After 3 months by complete fluke I saw a finance job advertised at a local school. Very junior but very local and lovely hours. Applied and got it out of 60+ candidates.
I love it there, completely different to my previous life and the money's rubbish but it's challenging enough to to be boring, fits with my homelife and the people are great. I'm doing much more than my official role but that suits me too, to make life more interesting.
Anyway after 2 years, I was offered another role and a small promotion. At the time, I asked if, in recognition of the fact that they're getting far more that they're paying for, I could go somewhere close to the mid-point, rather on the bottom of the scale. Boss said she'd take it to the head (who I think would have agreed, he's keen on paying the right staff properly to retain them) but I know she never did. She said something about looking at it in Sept when I was trained, but that didn't happen either.
At the time I didn't think it mattered, in terms of pounds it would have been tiny anyway because of my short hours, but as time's gone on it's become clear that it does matter to me quite a lot. Not the money, if that was important, I'd go back to something similar to before and earn proper money, but the acknowledgement.

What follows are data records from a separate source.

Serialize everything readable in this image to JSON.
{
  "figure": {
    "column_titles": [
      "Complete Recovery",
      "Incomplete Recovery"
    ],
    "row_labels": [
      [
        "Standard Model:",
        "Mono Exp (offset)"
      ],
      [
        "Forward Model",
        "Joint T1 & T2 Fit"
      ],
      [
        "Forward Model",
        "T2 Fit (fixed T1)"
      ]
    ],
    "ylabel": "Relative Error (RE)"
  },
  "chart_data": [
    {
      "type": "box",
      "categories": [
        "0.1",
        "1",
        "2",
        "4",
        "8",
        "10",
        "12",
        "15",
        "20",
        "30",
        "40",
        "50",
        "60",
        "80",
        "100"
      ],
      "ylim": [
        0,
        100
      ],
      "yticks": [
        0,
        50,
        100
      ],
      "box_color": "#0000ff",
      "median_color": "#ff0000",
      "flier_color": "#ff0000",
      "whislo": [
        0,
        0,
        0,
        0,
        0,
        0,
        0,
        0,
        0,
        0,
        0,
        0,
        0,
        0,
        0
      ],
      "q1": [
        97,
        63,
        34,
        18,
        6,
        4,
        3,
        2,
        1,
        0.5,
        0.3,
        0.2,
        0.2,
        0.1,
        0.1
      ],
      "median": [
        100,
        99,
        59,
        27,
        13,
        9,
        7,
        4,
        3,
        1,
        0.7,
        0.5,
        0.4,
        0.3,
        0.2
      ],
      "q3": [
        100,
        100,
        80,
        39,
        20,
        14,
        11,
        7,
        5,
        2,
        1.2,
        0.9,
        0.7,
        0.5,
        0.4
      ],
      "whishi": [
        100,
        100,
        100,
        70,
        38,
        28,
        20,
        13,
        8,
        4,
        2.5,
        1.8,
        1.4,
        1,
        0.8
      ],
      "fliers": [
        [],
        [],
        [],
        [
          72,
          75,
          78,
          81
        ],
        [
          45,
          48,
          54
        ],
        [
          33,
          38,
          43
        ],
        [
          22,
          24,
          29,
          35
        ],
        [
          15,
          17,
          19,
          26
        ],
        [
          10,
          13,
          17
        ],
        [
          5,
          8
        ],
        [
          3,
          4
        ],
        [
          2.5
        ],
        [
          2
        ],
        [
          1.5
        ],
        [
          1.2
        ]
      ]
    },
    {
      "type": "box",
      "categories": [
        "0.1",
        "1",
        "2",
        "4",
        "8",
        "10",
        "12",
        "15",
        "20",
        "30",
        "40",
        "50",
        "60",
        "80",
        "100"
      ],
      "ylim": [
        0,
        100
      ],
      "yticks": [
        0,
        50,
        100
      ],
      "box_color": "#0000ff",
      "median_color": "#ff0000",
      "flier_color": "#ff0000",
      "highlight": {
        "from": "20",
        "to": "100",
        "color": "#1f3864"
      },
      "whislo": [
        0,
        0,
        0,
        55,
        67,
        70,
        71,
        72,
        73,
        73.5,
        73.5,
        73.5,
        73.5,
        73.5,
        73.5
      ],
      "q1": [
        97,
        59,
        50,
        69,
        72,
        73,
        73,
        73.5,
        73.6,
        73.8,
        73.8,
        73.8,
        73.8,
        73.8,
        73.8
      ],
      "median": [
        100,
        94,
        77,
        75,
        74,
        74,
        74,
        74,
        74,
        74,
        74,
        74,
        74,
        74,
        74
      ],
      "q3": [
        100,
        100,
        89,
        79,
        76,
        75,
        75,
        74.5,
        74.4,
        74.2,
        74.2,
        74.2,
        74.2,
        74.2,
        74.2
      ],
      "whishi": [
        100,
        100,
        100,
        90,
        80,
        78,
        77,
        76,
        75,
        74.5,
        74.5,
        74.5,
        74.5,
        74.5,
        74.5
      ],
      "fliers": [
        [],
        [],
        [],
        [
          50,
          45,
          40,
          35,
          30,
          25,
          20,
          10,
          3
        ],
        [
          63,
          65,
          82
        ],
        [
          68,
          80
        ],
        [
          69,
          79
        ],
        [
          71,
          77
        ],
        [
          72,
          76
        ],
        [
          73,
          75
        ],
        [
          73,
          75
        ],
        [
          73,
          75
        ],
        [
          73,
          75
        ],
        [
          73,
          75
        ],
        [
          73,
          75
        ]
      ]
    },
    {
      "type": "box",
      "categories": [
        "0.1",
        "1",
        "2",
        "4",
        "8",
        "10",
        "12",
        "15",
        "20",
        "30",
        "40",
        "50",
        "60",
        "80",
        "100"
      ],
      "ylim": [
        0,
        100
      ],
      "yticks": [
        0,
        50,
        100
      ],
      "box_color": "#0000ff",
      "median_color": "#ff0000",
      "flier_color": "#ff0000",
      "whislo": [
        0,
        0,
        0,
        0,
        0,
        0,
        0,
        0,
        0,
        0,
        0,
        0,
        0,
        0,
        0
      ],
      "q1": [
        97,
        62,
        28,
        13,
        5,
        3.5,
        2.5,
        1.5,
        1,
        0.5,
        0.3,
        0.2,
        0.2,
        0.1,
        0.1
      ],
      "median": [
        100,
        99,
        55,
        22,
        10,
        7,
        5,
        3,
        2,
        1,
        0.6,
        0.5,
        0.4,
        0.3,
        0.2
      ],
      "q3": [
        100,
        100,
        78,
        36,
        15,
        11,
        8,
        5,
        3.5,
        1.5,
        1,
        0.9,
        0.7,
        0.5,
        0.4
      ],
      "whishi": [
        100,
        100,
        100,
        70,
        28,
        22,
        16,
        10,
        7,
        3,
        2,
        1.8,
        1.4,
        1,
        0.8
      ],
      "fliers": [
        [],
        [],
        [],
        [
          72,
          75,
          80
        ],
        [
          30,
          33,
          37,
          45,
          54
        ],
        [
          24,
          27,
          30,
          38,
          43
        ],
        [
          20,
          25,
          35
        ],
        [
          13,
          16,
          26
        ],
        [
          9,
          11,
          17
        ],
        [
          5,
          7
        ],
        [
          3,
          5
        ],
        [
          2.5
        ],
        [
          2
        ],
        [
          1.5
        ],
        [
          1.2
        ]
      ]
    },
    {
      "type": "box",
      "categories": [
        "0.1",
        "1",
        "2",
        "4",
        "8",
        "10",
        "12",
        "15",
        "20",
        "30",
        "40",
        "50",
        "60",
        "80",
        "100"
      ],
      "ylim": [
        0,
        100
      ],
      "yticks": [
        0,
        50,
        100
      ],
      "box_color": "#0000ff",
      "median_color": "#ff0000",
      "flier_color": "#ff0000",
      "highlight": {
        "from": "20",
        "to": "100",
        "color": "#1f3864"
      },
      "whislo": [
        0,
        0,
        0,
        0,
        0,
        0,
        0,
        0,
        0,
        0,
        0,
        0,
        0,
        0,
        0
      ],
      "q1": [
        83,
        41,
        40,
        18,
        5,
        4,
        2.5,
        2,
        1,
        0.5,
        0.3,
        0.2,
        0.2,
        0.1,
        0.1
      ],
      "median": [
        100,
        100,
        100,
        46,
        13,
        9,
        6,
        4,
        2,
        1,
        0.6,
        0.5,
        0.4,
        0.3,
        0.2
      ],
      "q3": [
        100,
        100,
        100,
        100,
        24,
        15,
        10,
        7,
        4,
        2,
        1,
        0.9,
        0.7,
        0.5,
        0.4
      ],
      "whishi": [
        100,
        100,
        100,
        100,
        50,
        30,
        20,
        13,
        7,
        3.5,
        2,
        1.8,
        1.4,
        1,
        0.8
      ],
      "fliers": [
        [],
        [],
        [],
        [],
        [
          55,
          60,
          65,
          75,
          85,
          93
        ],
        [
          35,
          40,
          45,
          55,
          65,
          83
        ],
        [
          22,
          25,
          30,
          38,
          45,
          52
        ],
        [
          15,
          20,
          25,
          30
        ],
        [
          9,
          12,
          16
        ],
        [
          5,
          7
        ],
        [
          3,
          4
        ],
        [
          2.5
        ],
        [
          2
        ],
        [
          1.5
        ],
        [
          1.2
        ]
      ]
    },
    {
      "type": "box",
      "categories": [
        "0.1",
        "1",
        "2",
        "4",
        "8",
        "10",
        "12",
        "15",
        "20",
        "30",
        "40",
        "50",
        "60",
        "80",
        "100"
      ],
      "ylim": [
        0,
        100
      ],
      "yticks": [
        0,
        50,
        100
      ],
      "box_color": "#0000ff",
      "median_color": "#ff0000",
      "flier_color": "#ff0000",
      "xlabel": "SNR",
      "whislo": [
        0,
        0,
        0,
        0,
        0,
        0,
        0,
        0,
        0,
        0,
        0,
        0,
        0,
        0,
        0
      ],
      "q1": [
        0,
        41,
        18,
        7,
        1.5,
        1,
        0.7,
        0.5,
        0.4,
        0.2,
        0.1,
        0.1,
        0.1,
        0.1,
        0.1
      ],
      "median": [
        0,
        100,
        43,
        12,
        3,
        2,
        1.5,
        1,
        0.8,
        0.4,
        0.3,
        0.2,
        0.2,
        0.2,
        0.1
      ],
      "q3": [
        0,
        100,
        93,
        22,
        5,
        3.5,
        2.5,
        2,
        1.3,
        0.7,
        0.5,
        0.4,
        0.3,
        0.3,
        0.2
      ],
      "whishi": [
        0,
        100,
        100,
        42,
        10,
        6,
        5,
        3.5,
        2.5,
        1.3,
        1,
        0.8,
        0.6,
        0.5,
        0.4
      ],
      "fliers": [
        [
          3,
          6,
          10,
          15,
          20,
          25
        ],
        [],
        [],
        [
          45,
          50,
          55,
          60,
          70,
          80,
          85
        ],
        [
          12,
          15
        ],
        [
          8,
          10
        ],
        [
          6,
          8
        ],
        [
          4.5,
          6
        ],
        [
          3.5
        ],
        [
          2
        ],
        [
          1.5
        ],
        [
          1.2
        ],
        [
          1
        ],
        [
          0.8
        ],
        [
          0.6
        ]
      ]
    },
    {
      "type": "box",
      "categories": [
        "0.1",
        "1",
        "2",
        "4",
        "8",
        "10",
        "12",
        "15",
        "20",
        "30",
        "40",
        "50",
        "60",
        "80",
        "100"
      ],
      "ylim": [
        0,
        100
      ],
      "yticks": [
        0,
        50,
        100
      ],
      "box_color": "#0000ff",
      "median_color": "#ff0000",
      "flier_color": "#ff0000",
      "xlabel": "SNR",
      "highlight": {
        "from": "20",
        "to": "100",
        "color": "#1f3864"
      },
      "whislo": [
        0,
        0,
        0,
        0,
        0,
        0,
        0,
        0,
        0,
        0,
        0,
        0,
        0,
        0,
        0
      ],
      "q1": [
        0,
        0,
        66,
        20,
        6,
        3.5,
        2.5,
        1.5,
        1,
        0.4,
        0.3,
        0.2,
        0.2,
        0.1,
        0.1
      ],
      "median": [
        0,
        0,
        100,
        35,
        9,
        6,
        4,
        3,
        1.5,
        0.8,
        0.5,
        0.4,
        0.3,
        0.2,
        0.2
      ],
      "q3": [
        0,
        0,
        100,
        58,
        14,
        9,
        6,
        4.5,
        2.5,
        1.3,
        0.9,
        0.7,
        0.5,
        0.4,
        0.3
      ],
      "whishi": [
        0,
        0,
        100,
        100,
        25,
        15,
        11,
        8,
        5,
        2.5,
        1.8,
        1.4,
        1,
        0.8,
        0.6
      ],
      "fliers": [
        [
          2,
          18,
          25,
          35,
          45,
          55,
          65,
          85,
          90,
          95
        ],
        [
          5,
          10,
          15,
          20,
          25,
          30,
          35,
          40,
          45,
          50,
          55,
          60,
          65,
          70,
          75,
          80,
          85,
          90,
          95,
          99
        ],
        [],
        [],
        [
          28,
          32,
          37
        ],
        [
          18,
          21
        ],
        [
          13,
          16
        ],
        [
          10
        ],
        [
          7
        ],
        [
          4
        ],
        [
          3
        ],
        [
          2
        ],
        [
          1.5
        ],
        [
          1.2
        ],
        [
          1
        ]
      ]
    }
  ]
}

So, I've applied for another job. It's a step up, more responsibility and more money - also more hours than I really want.
So, do I tell current school I've applied and why and see if I can negotiate something here (there might be scope to get the upgrade here, if they want to keep me) or leave it and see what happens?
School will find out if I'm short-listed, as safeguarding means they have to take refs from current employer before interview.